Another case has acquired high resonance last week, involving three young women who were arrested in March and have since remained behind bars awaiting trial. Performing as the feminist punk-group Pussy Riot, their band played an anti-Putin song in Christ the Savior Cathedral. The initial reaction in the society varied from mild disapproval to indignation, but the excessive severity of the prosecution, the harsh treatment of Maria Alekhina, Nadezhda Tolokonnikova and Ekaterina Samutsevich, and their defiant dignity have swayed public opinion, so that more than a hundred well-known artists and writers published a letter of support (Moskovsky Komsomolets, Moscow Echo, June 27). Intense discussion in the media and blogosphere has brought into focus the challenge this performance posed to the political union between the Kremlin and the higher echelon of the Orthodox Church hierarchy (Moskovskie Novosti, BestToday, June 29). Both Putin and Patriarch Kirill take this challenge very personally. The carefully orchestrated court is supposed to produce a shocking punishment, similar to the merciless persecution of Mikhail Khodorkovsky, who has recently celebrated his 49th birthday, having spent the last nine years in prison (Ezhednevny Zhurnal, June 29).
Instead of restoring respect for the ruling bureaucracy and demoralizing the opposition by “shock and awe,” this round of selective and “soft” repressions brings the regime closer to implosion. Society was prepared to tolerate the abuse of power when it had the appearance of asserting the effectiveness of central control and ensuring the effectiveness of the state.

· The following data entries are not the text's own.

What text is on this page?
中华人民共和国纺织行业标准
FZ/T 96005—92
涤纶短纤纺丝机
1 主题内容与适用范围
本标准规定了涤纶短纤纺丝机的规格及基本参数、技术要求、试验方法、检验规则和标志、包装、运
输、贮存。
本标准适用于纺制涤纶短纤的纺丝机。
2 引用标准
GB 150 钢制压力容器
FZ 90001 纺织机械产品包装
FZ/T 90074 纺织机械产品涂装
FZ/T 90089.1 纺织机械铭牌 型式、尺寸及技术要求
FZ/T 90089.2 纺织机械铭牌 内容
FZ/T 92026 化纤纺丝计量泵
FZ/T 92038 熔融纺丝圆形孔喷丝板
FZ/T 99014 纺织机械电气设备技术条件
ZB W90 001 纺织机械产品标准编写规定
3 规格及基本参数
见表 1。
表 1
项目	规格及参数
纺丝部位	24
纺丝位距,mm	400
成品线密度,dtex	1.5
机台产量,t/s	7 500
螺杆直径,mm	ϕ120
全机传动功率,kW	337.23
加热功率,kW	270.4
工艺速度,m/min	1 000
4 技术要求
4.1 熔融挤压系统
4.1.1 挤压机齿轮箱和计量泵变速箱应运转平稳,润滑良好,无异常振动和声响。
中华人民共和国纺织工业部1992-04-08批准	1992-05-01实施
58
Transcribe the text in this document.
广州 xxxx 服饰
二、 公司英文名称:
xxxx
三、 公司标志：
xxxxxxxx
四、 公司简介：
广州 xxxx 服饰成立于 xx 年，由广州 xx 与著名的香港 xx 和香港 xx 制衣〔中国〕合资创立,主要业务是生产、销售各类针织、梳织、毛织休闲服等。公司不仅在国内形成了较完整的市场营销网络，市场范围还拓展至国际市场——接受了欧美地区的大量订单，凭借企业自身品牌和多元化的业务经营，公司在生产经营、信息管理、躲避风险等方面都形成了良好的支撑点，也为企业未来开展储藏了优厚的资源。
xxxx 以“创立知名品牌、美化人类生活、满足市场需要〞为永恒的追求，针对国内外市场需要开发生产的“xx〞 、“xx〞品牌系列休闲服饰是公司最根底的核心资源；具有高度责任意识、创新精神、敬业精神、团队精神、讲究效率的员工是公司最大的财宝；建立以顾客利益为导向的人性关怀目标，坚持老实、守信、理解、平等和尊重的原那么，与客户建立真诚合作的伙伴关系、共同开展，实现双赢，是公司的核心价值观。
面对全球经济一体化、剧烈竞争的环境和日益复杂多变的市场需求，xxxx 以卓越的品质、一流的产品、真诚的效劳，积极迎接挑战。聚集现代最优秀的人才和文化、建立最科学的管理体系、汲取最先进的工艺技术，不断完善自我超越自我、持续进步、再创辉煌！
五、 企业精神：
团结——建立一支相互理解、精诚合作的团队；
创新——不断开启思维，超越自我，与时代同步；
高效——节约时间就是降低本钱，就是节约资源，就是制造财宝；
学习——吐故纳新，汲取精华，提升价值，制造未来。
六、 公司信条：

Now, however, such abuses are seen as a self-serving means of extracting rents in exchange for access to levers of law enforcement, as well as a means for covering up electoral fraud. Western leaders who used to see Putin as the ultimate decider and guarantor of stability now have to treat him as yet another ailing autocrat clinging to the safety of power and attracting the electric charges of discontent. He may speak about “Russia’s European destiny” and “improving the investment climate,” but Putin irreversibly mutates into an Asian despot who cannot guarantee the security of any deal because his janissaries need loot. He may fancy brutal repressions but does not dare carry them out, and petty vindictiveness reduces him from a quasi-tsar to a transient political figure.